Added to that was the asinine decision to show Dial of Destiny at the Cannes Film Festival several weeks before it hit theaters. Disney and Lucasfilm were surely counting on a warm reception from Cannes attendees and film critics eager to please the hand that feeds them, but they got neither. The reviews were lousy, the reception at Cannes was supposedly lousier, and the confederacy of dunces behind the movie had egg on their faces and a month to convince the public that it was better than everyone who’d seen it said it was. What possessed them to box themselves into that corner? Supposedly, they got their confidence from the test screenings, which, we were assured, were overwhelmingly positive. That’s what did it, right?

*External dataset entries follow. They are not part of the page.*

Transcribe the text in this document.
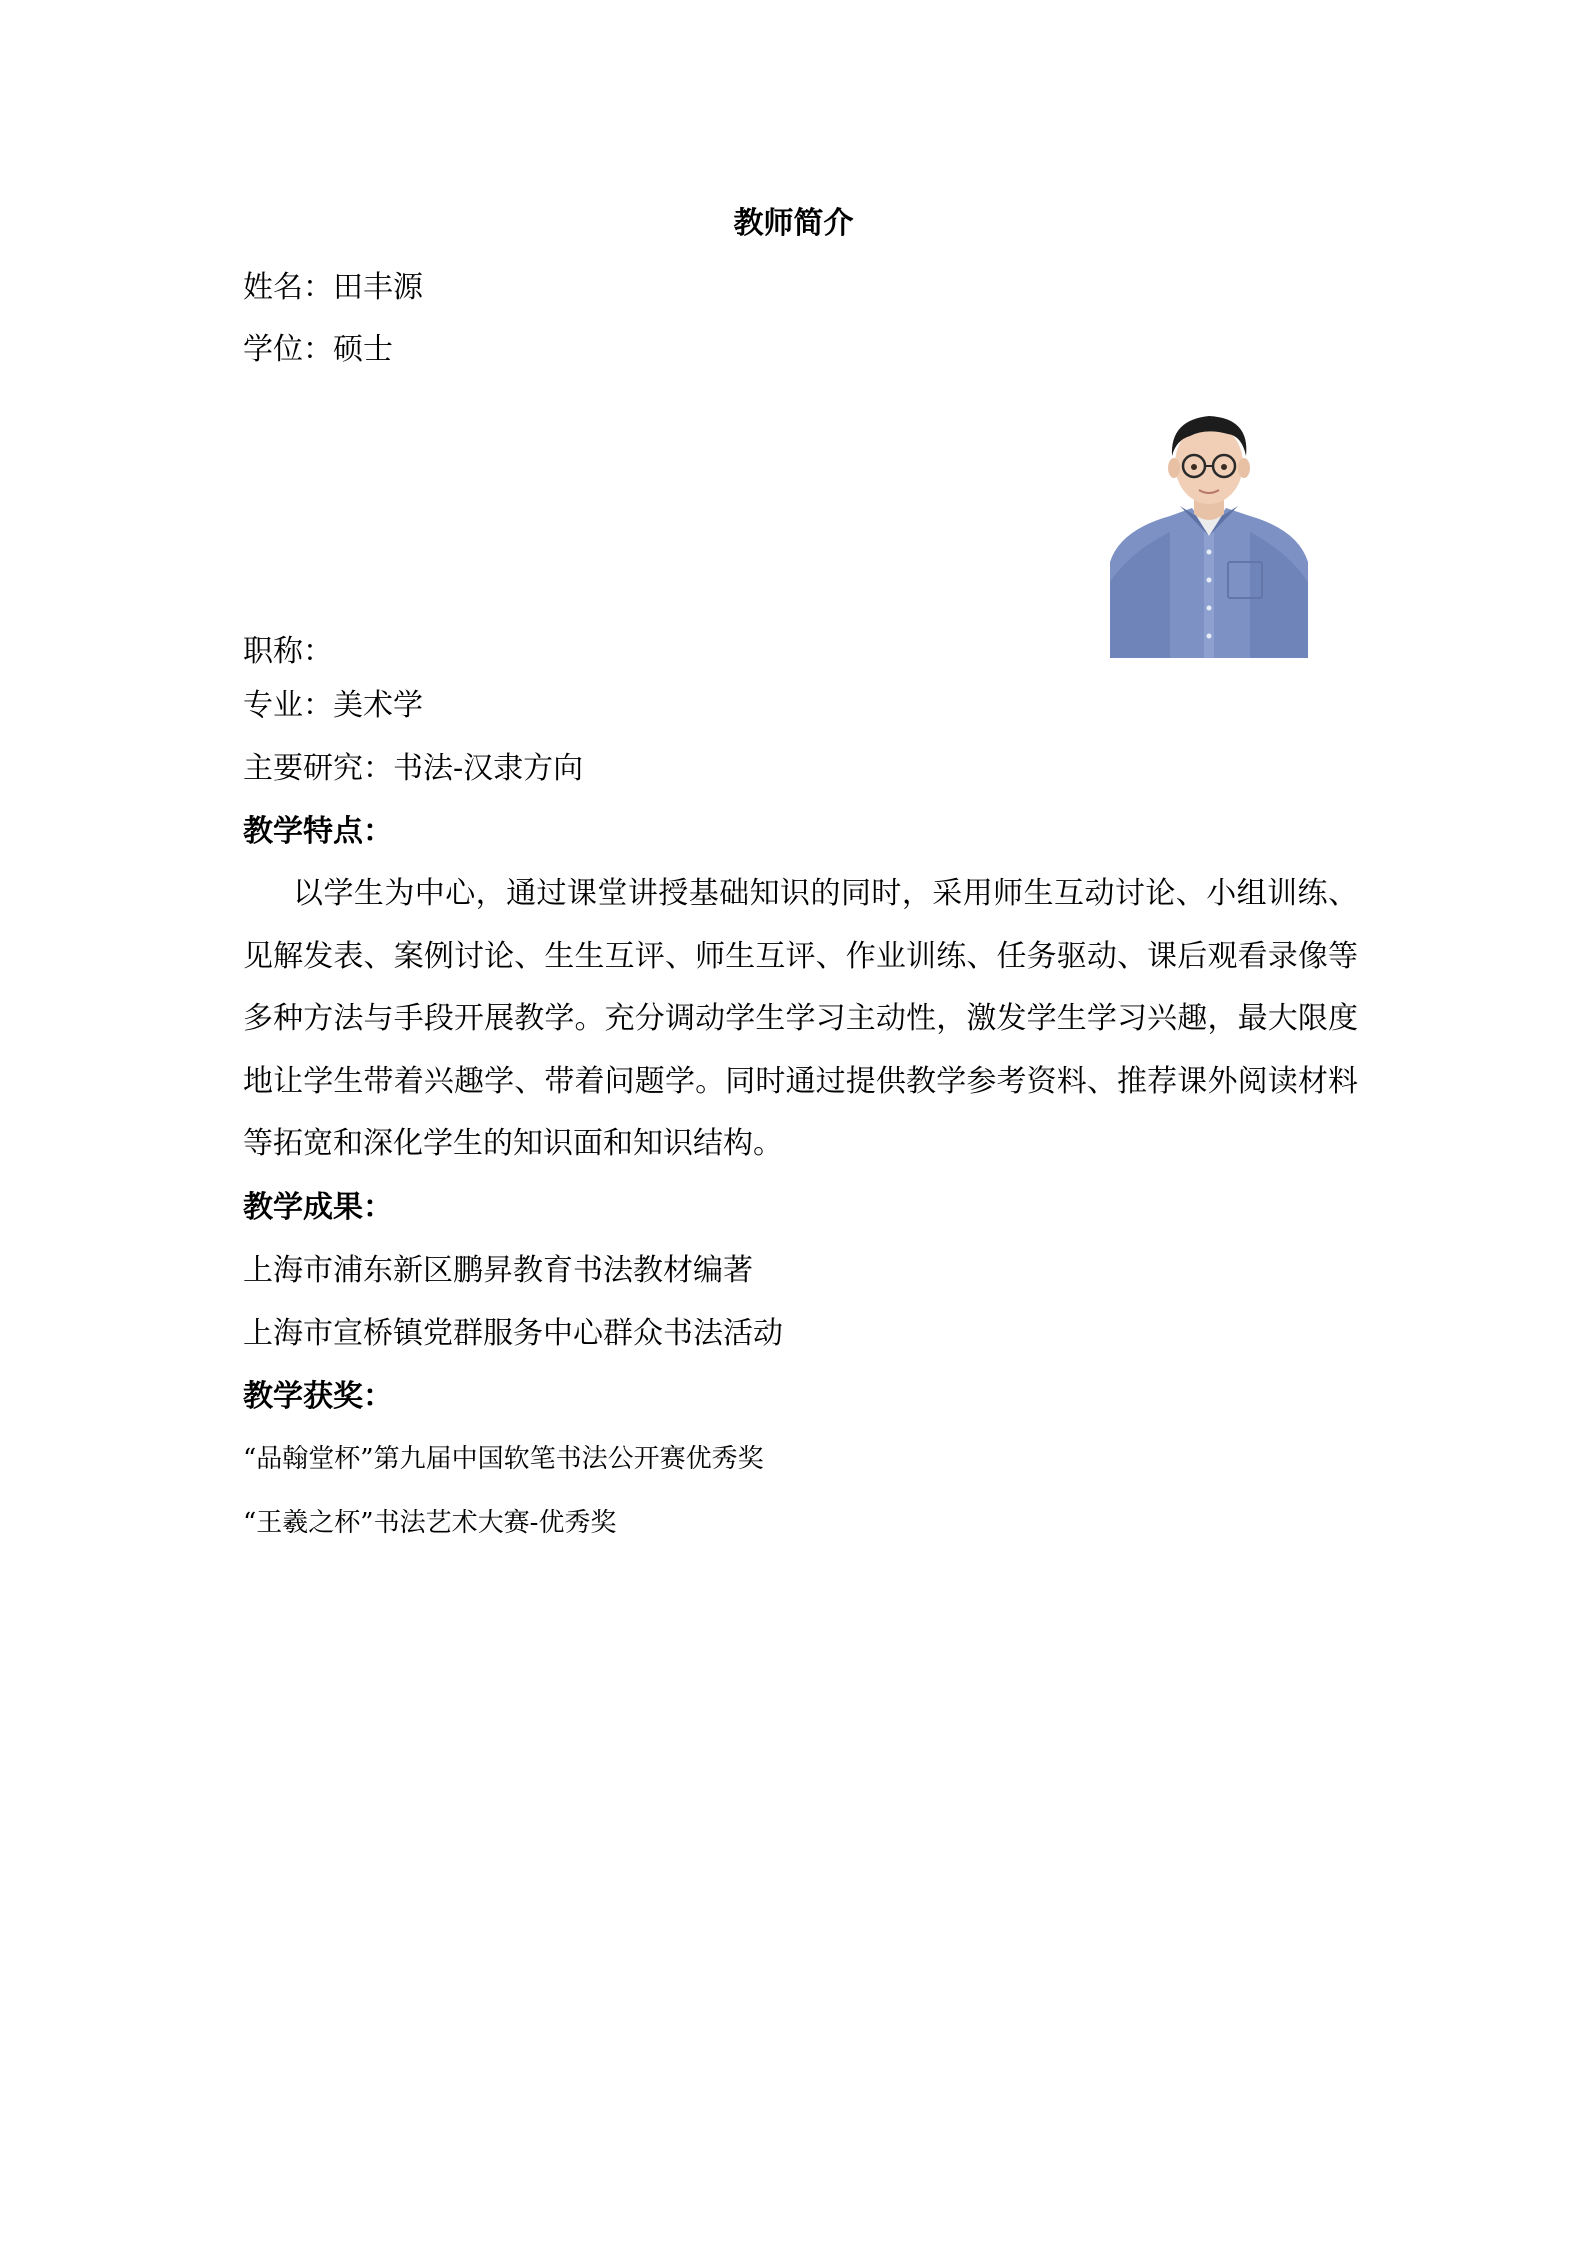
教师简介
姓名：田丰源
学位：硕士
职称：
专业：美术学
主要研究：书法-汉隶方向
教学特点：
以学生为中心，通过课堂讲授基础知识的同时，采用师生互动讨论、小组训练、见解发表、案例讨论、生生互评、师生互评、作业训练、任务驱动、课后观看录像等多种方法与手段开展教学。充分调动学生学习主动性，激发学生学习兴趣，最大限度地让学生带着兴趣学、带着问题学。同时通过提供教学参考资料、推荐课外阅读材料等拓宽和深化学生的知识面和知识结构。
教学成果：
上海市浦东新区鹏昇教育书法教材编著
上海市宣桥镇党群服务中心群众书法活动
教学获奖：
“品翰堂杯”第九届中国软笔书法公开赛优秀奖
“王羲之杯”书法艺术大赛-优秀奖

Well, not so fast. Deadline has been told that there were no test screenings, even Disney’s favored closed ones to ensure no plot details leaked (ha-ha). All those reassurances that everyone who saw it loved it were nothing but a phony marketing scheme designed to assure you that all was well with something any idiot could see was a disaster waiting to happen. This isn’t confirmed yet, but it certainly fits in light of the reception so far. Dial of Destiny has a B+ CinemaScore, which is not very good for a big blockbuster, and according to that Deadline article, the Comscore/Screen Engine PostTrak report reveals that, while only 8% of moviegoers say they don’t recommend it, only 9% say that a family or friend recommended it to them, which indicates that people lie positively on these things. Word of mouth is not going to be kind to Dial of Destiny.

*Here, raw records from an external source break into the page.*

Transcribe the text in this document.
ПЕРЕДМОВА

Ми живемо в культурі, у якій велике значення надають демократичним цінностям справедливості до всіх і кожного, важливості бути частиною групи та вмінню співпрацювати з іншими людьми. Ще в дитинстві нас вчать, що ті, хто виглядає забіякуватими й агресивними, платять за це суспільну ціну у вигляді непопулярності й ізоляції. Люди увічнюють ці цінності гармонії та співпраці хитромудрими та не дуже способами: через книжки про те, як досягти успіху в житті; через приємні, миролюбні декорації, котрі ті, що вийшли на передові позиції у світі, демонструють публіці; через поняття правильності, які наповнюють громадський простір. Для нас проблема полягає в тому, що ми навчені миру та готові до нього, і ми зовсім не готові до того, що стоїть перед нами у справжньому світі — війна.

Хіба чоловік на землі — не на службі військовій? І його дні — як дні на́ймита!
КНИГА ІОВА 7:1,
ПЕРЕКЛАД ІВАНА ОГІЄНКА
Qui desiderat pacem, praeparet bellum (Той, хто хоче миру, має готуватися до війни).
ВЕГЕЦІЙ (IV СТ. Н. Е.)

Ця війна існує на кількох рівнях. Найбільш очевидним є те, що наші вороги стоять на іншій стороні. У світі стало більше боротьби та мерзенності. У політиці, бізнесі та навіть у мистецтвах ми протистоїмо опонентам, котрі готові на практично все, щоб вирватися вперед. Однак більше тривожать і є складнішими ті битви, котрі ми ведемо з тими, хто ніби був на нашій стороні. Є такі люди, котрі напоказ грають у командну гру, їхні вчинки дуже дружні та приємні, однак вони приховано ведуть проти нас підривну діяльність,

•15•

This all tells me that everyone involved knew Dial of Destiny was a bad movie all along and figured on the Cannes and entertainment media folks covering for them. It couldn’t be any other way; hubris doesn’t explain the lack of screenings, and it doesn’t seem possible that anyone thought this was a good film or that it was anything close to what people wanted to see in an Indiana Jones movie, let alone any other movie. James Mangold has made some incredible films; I can’t believe he thought Dial of Destiny measured up to any of them. And the people at the top, the Kathleen Kennedy and Bob Iger types, are what I’ve been saying they are: activists before businessmen and businesswomen, old enough and rich enough to be willing to burn every IP and company in their custody to the ground to make their cultural mark. They knew what they were doing with Dial of Destiny, just like they knew what they were doing with the Star Wars sequels, what Iger and Kevin Feige were doing with Phases 4, 5, and probably 6 of Marvel, and what they’re about to do with that Rey movie nobody wants.

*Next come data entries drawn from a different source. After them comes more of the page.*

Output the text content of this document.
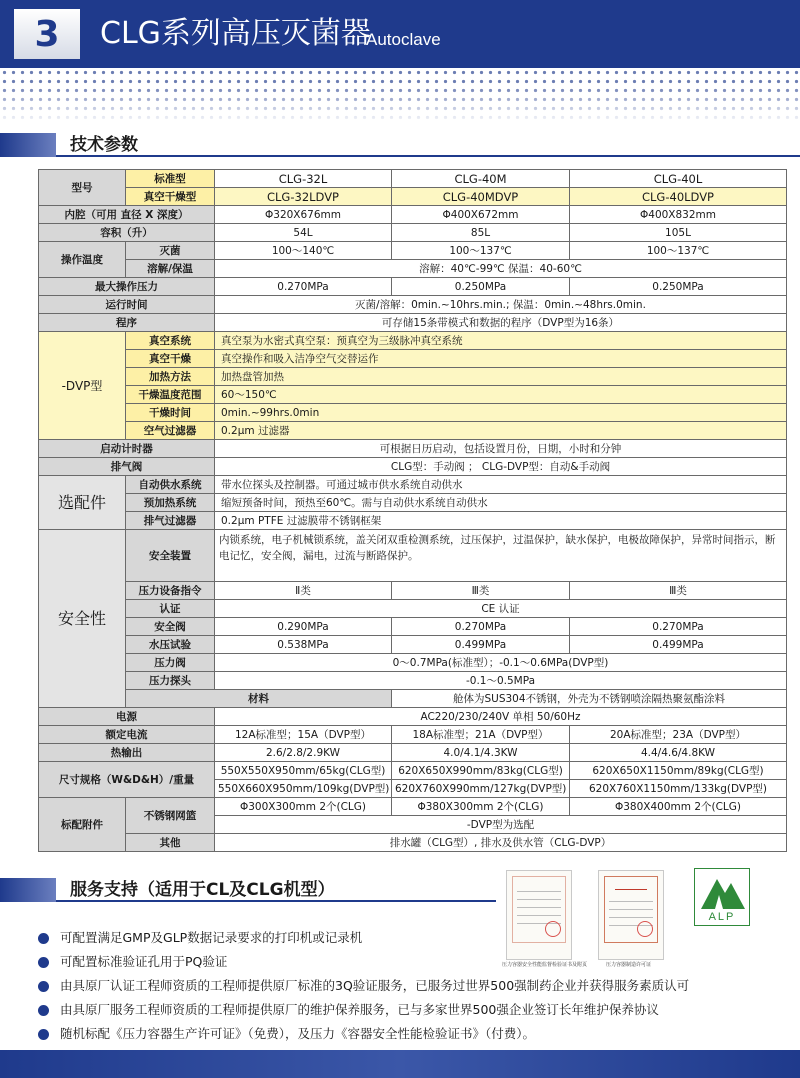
3	CLG系列高压灭菌器
Autoclave
技术参数
型号	标准型	CLG-32L	CLG-40M	CLG-40L
	真空干燥型	CLG-32LDVP	CLG-40MDVP	CLG-40LDVP
内腔（可用 直径 X 深度）		Φ320X676mm	Φ400X672mm	Φ400X832mm
容积（升）		54L	85L	105L
操作温度	灭菌	100～140℃	100～137℃	100～137℃
	溶解/保温	溶解：40℃-99℃ 保温：40-60℃		
最大操作压力		0.270MPa	0.250MPa	0.250MPa
运行时间		灭菌/溶解：0min.~10hrs.min.; 保温：0min.~48hrs.0min.		
程序		可存储15条带模式和数据的程序（DVP型为16条）		
-DVP型	真空系统	真空泵为水密式真空泵：预真空为三级脉冲真空系统		
	真空干燥	真空操作和吸入洁净空气交替运作		
	加热方法	加热盘管加热		
	干燥温度范围	60～150℃		
	干燥时间	0min.~99hrs.0min		
	空气过滤器	0.2μm 过滤器		
启动计时器		可根据日历启动，包括设置月份，日期，小时和分钟		
排气阀		CLG型：手动阀 ； CLG-DVP型：自动&手动阀		
选配件	自动供水系统	带水位探头及控制器。可通过城市供水系统自动供水		
	预加热系统	缩短预备时间，预热至60℃。需与自动供水系统自动供水		
	排气过滤器	0.2μm PTFE 过滤膜带不锈钢框架		
安全性	安全装置	内锁系统，电子机械锁系统，盖关闭双重检测系统，过压保护，过温保护，缺水保护，电极故障保护，异常时间指示，断电记忆，安全阀，漏电，过流与断路保护。		
	压力设备指令	Ⅱ类	Ⅲ类	Ⅲ类
	认证	CE 认证		
	安全阀	0.290MPa	0.270MPa	0.270MPa
	水压试验	0.538MPa	0.499MPa	0.499MPa
	压力阀	0～0.7MPa(标准型）；-0.1～0.6MPa(DVP型)		
	压力探头	-0.1～0.5MPa		
	材料		舱体为SUS304不锈钢，外壳为不锈钢喷涂隔热聚氨酯涂料	
电源		AC220/230/240V 单相 50/60Hz		
额定电流		12A标准型；15A（DVP型）	18A标准型；21A（DVP型）	20A标准型；23A（DVP型）
热输出		2.6/2.8/2.9KW	4.0/4.1/4.3KW	4.4/4.6/4.8KW
尺寸规格（W&D&H）/重量		550X550X950mm/65kg(CLG型)	620X650X990mm/83kg(CLG型)	620X650X1150mm/89kg(CLG型)
		550X660X950mm/109kg(DVP型)	620X760X990mm/127kg(DVP型)	620X760X1150mm/133kg(DVP型)
标配附件	不锈钢网篮	Φ300X300mm 2个(CLG)	Φ380X300mm 2个(CLG)	Φ380X400mm 2个(CLG)
		-DVP型为选配		
	其他	排水罐（CLG型）, 排水及供水管（CLG-DVP）		
服务支持（适用于CL及CLG机型）
压力容器安全性能监督检验证书及附页	压力容器制造许可证
ALP
可配置满足GMP及GLP数据记录要求的打印机或记录机
可配置标准验证孔用于PQ验证
由具原厂认证工程师资质的工程师提供原厂标准的3Q验证服务，已服务过世界500强制药企业并获得服务素质认可
由具原厂服务工程师资质的工程师提供原厂的维护保养服务，已与多家世界500强企业签订长年维护保养协议
随机标配《压力容器生产许可证》（免费），及压力《容器安全性能检验证书》（付费）。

That’s why the massive amount of money Dial of Destiny is about to lose Disney – or the Marvel bombs, or the fall of Pixar, or the money pit Disney+ has become – does nothing to convince me that change is on the horizon. I don’t think Kathleen Kennedy is going anywhere; rumors are surfacing again, but I doubt the 168th time’s the charm. I think the Rey movie will be exactly as awful as everyone assumes it’ll be. I think Bob Iger, Kathleen Kennedy, and any like-minded Disney bigwigs will continue to burn money and churn out bad movies and TV shows until they decide they’re done. And while we’ll all laugh at the next Dial of Destiny, the next $300 million disaster they release, they’ll be laughing too, secure in the knowledge that they’re doing whatever they want and don’t have to worry about the repercussions.
I mean, they paid somebody to come up with a title like Indiana Jones and the Dial of Destiny; these people have no shame.